Kabila wants UN sanctions on Uganda
UNITED NATIONS, Wednesday - Protesting recent military offensives by Rwanda and Uganda, the Congo on Tuesday urged the U.N. Security Council to impose arms and trade embargoes against its two central African neighbors.
UNITED NATIONS, Wednesday - Protesting recent military offensives by Rwanda and Uganda, the Congo on Tuesday urged the U.N. Security Council to impose arms and trade embargoes against its two central African neighbors.
"My government urges the Security Council to react with vigor in keeping with its primary mission as guarantor of peace and international security," said Atokie Ileka, acting ambassador for the Democratic Republic of the Congo.
Ileka, in a letter, said the 15-nation council should cut off arms shipments to Uganda and Rwanda, ban trade and financial dealings with the two nations and freeze diplomatic ties of both countries with U.N. member governments.
But diplomats said there was little chance the council would take such action.
The Uganda Army spokesman, Major Phinehas Katirima, said yesterday Kabila's call was a lone voice in the wilderness. " Our presence in Congo has been understood by the international community. We are there for our security concerns. The formula to sort that out is for the United Nations to deploy in Congo, then we withdraw. We are still waiting for the UN to do that," said Katirima.
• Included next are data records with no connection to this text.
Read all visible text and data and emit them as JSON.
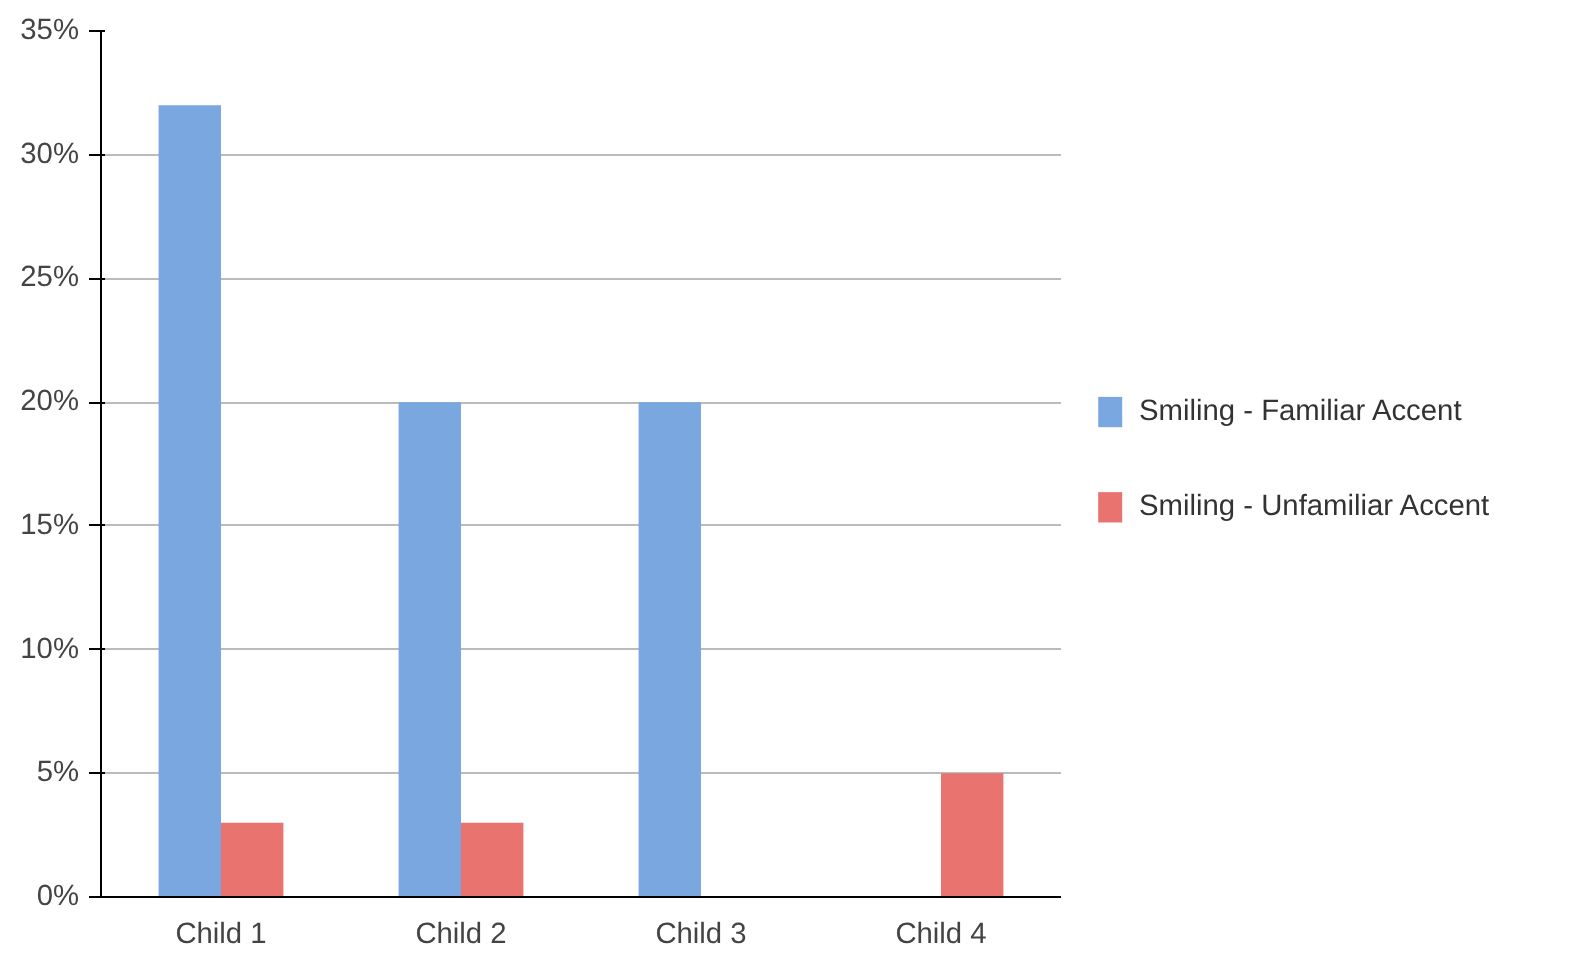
{
  "chart_data": {
    "type": "bar",
    "categories": [
      "Child 1",
      "Child 2",
      "Child 3",
      "Child 4"
    ],
    "series": [
      {
        "name": "Smiling - Familiar Accent",
        "color": "#7ba7e1",
        "values": [
          32,
          20,
          20,
          0
        ]
      },
      {
        "name": "Smiling - Unfamiliar Accent",
        "color": "#e8736f",
        "values": [
          3,
          3,
          0,
          5
        ]
      }
    ],
    "ylim": [
      0,
      35
    ],
    "yticks": [
      {
        "value": 0,
        "label": "0%"
      },
      {
        "value": 5,
        "label": "5%"
      },
      {
        "value": 10,
        "label": "10%"
      },
      {
        "value": 15,
        "label": "15%"
      },
      {
        "value": 20,
        "label": "20%"
      },
      {
        "value": 25,
        "label": "25%"
      },
      {
        "value": 30,
        "label": "30%"
      },
      {
        "value": 35,
        "label": "35%"
      }
    ],
    "grid": "y",
    "legend": "right"
  }
}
The letter accused the two nations and the Congolese rebels they support of mounting fresh attacks in its Katanga and Equateur provinces in the north and southeast despite a 1998 cease-fire agreement reached in Zambia's capital, Lusaka.
But the Rwandan army said on Sunday in Kigali that it had come under attack from Congolese government troops trying to retake a rebel-held position in Katanga province.
Military sources in Kigali said Congolese forces had also launched attacks at Kasinge, Kabalo and Manono, also in Katanga province, in a move which analysts feared could further escalate the war.